On Thu, Apr 07, 2016 at 05:53:54PM -0700, Jeff Janes wrote:
> On Thu, Apr 7, 2016 at 4:33 PM, Tom Lane <tgl@sss.pgh.pa.us> wrote:
> > Jeff Janes <jeff.janes@gmail.com> writes:
> >> To summarize the behavior change:
> >
> >> In the released code, an inserting backend that violates the pending
> >> list limit will try to clean the list, even if it is already being
> >> cleaned. It won't accomplish anything useful, but will go through the
> >> motions until eventually it runs into a page the lead cleaner has
> >> deleted, at which point it realizes there is another cleaner and it
> >> stops. This acts as a natural throttle to how fast insertions can
> >> take place into an over-sized pending list.
> >
> > Right.
> >
> >> The proposed change removes that throttle, so that inserters will
> >> immediately see there is already a cleaner and just go back about
> >> their business. Due to that, unthrottled backends could add to the
> >> pending list faster than the cleaner can clean it, leading to
> >> unbounded growth in the pending list and could cause a user backend to
> >> becoming apparently unresponsive to the user, indefinitely. That is
> >> scary to backpatch.
> >
> > It's scary to put into HEAD, either. What if we simply don't take
> > that specific behavioral change? It doesn't seem like this is an
> > essential part of fixing the bug as you described it. (Though I've
> > not read the patch, so maybe I'm just missing the connection.)
>
> There are only 3 fundamental options I see, the cleaner can wait,
> "help", or move on.
>
> "Helping" is what it does now and is dangerous.
>
> Moving on gives the above-discussed unthrottling problem.
>
> Waiting has two problems. The act of waiting will cause autovacuums
> to be canceled, unless ugly hacks are deployed to prevent that.

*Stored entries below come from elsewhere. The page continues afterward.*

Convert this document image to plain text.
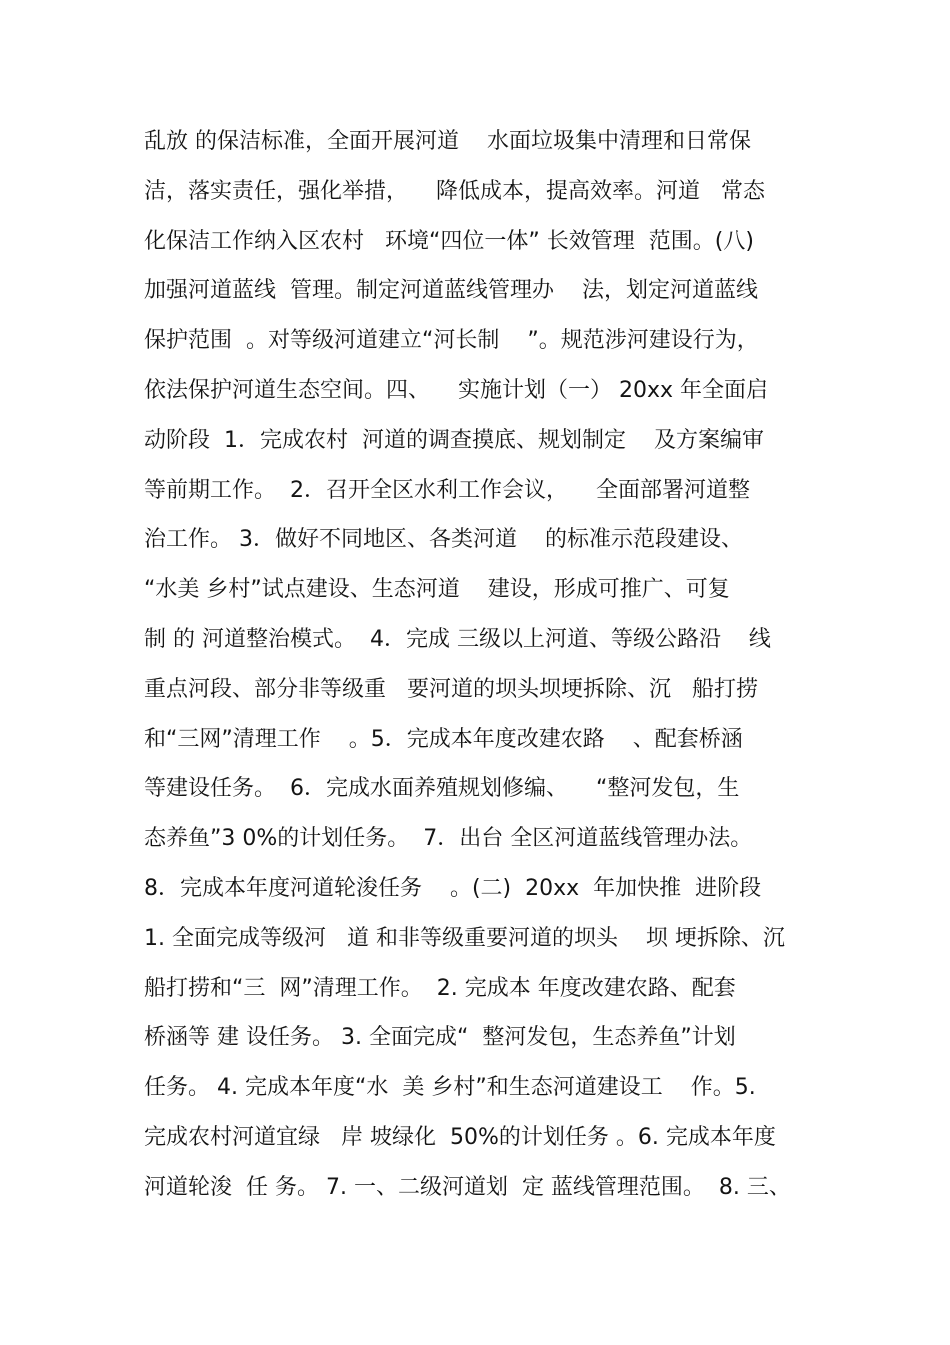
乱放 的保洁标准，全面开展河道    水面垃圾集中清理和日常保
洁，落实责任，强化举措，    降低成本，提高效率。河道   常态
化保洁工作纳入区农村   环境“四位一体” 长效管理  范围。(八)
加强河道蓝线  管理。制定河道蓝线管理办    法，划定河道蓝线
保护范围  。对等级河道建立“河长制    ”。规范涉河建设行为，
依法保护河道生态空间。四、    实施计划（一） 20xx 年全面启
动阶段  1．完成农村  河道的调查摸底、规划制定    及方案编审
等前期工作。  2．召开全区水利工作会议，    全面部署河道整
治工作。 3．做好不同地区、各类河道    的标准示范段建设、
“水美 乡村”试点建设、生态河道    建设，形成可推广、可复
制 的 河道整治模式。  4．完成 三级以上河道、等级公路沿    线
重点河段、部分非等级重   要河道的坝头坝埂拆除、沉   船打捞
和“三网”清理工作    。5．完成本年度改建农路    、配套桥涵
等建设任务。  6．完成水面养殖规划修编、    “整河发包，生
态养鱼”3 0%的计划任务。  7．出台 全区河道蓝线管理办法。
8．完成本年度河道轮浚任务    。(二)  20xx  年加快推  进阶段
1. 全面完成等级河   道 和非等级重要河道的坝头    坝 埂拆除、沉
船打捞和“三  网”清理工作。  2. 完成本 年度改建农路、配套
桥涵等 建 设任务。 3. 全面完成“  整河发包，生态养鱼”计划
任务。 4. 完成本年度“水  美 乡村”和生态河道建设工    作。5.
完成农村河道宜绿   岸 坡绿化  50%的计划任务 。6. 完成本年度
河道轮浚  任 务。 7. 一、二级河道划  定 蓝线管理范围。  8. 三、
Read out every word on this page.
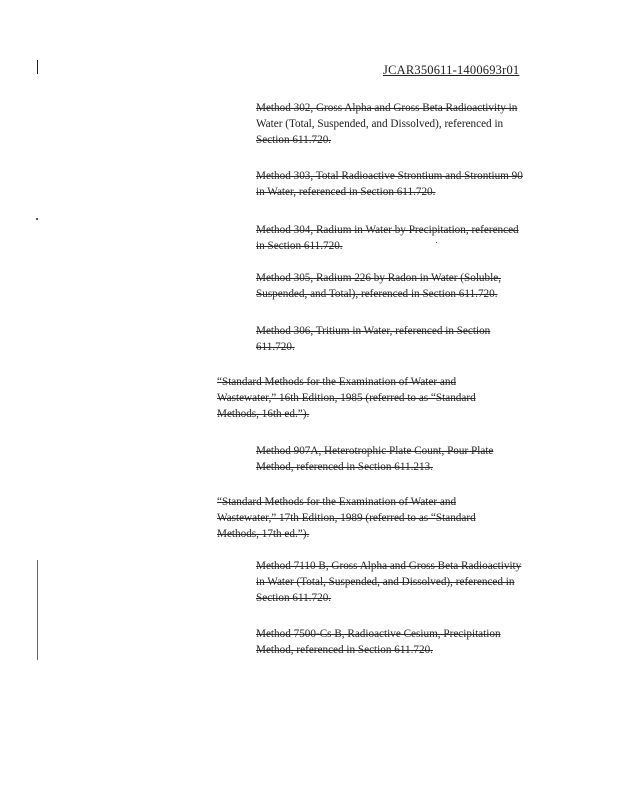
JCAR350611-1400693r01
Method 302, Gross Alpha and Gross Beta Radioactivity in
Water (Total, Suspended, and Dissolved), referenced in
Section 611.720.
Method 303, Total Radioactive Strontium and Strontium 90
in Water, referenced in Section 611.720.
Method 304, Radium in Water by Precipitation, referenced
in Section 611.720.
Method 305, Radium 226 by Radon in Water (Soluble,
Suspended, and Total), referenced in Section 611.720.
Method 306, Tritium in Water, referenced in Section
611.720.
“Standard Methods for the Examination of Water and
Wastewater,” 16th Edition, 1985 (referred to as “Standard
Methods, 16th ed.”).
Method 907A, Heterotrophic Plate Count, Pour Plate
Method, referenced in Section 611.213.
“Standard Methods for the Examination of Water and
Wastewater,” 17th Edition, 1989 (referred to as “Standard
Methods, 17th ed.”).
Method 7110 B, Gross Alpha and Gross Beta Radioactivity
in Water (Total, Suspended, and Dissolved), referenced in
Section 611.720.
Method 7500-Cs B, Radioactive Cesium, Precipitation
Method, referenced in Section 611.720.
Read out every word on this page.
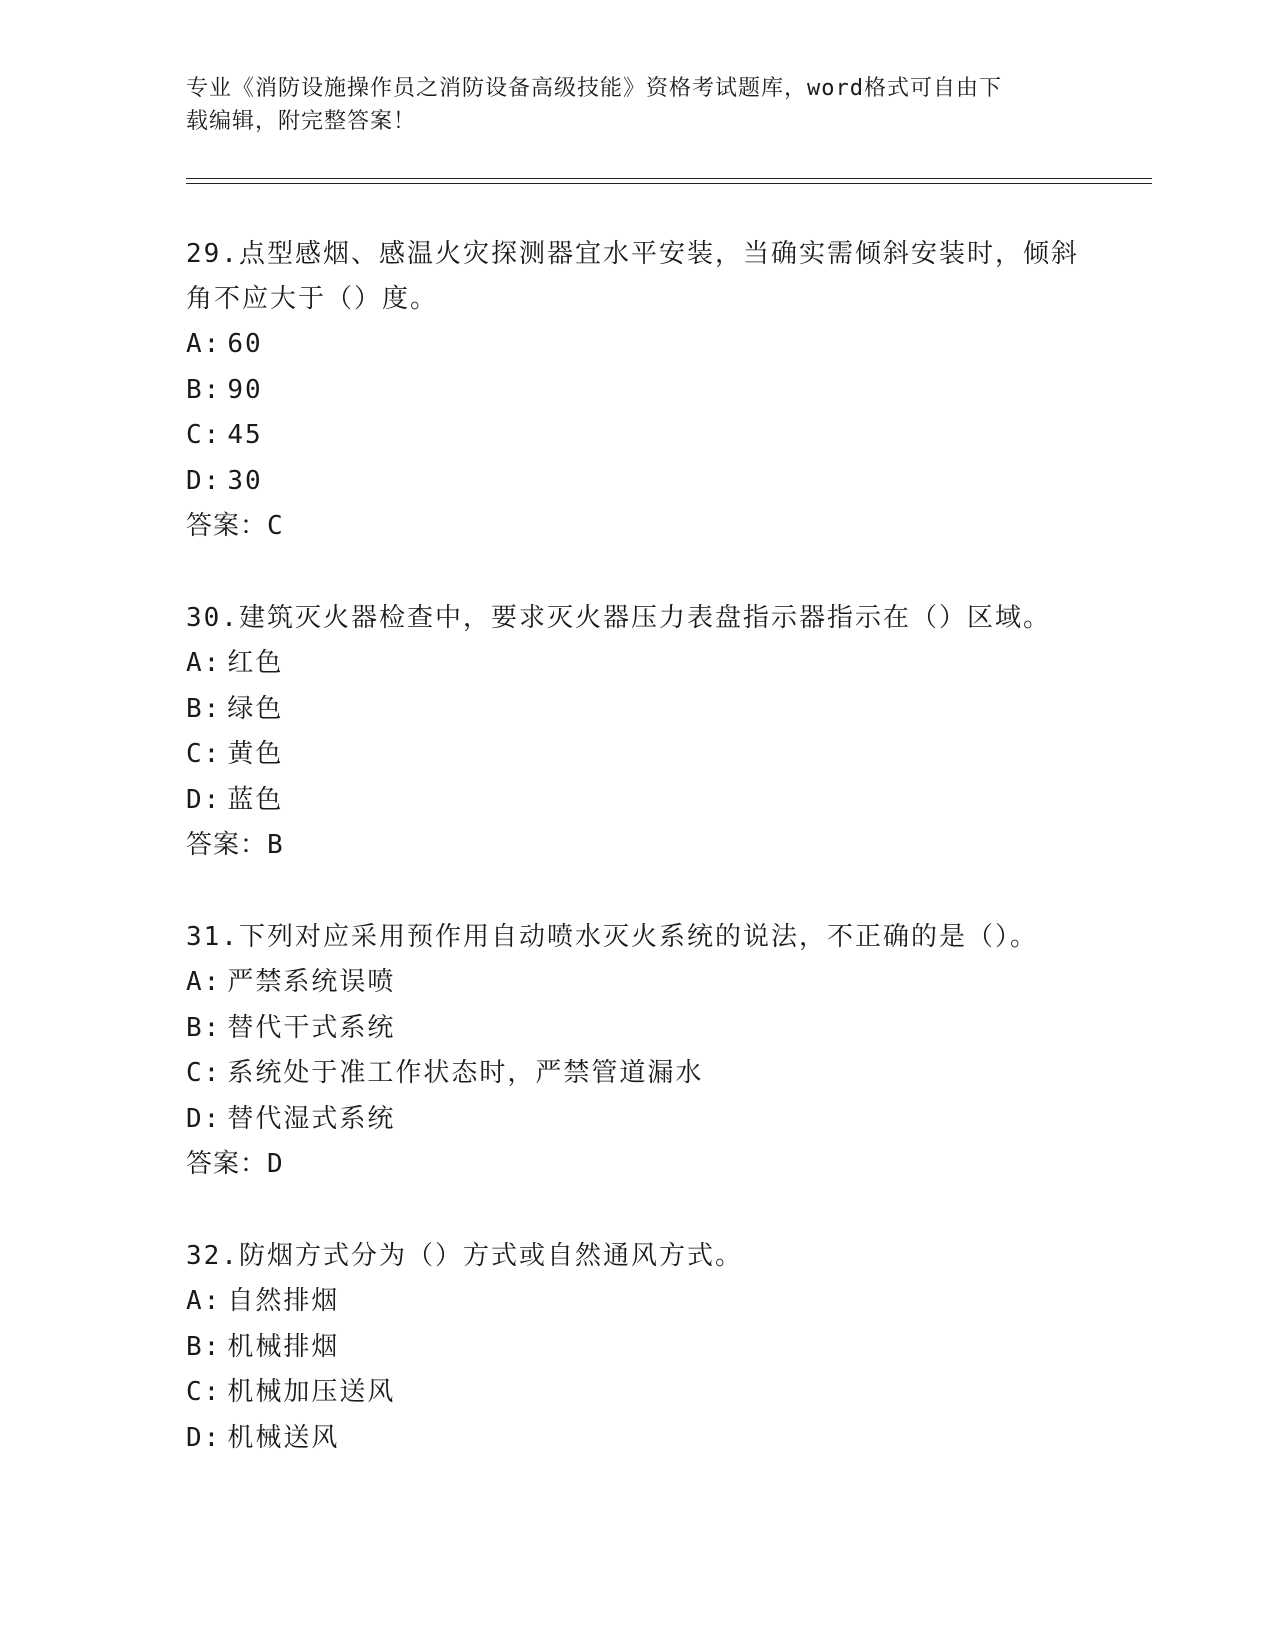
专业《消防设施操作员之消防设备高级技能》资格考试题库，word格式可自由下
载编辑，附完整答案！

29.点型感烟、感温火灾探测器宜水平安装，当确实需倾斜安装时，倾斜角不应大于（）度。

A: 60
B: 90
C: 45
D: 30
答案：C

30.建筑灭火器检查中，要求灭火器压力表盘指示器指示在（）区域。

A: 红色
B: 绿色
C: 黄色
D: 蓝色
答案：B

31.下列对应采用预作用自动喷水灭火系统的说法，不正确的是（）。

A: 严禁系统误喷
B: 替代干式系统
C: 系统处于准工作状态时，严禁管道漏水
D: 替代湿式系统
答案：D

32.防烟方式分为（）方式或自然通风方式。

A: 自然排烟
B: 机械排烟
C: 机械加压送风
D: 机械送风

If
> we deploy those ugly hacks, then we have the problem that a user
> backend will end up waiting on an autovacuum to finish the cleaning,
> and the autovacuum is taking its sweet time due to
> autovacuum_vacuum_cost_delay.
Teodor, this thread has been quiet for four days, and the deadline to fix this
open item expired 23 hours ago. Do you have a new plan for fixing it?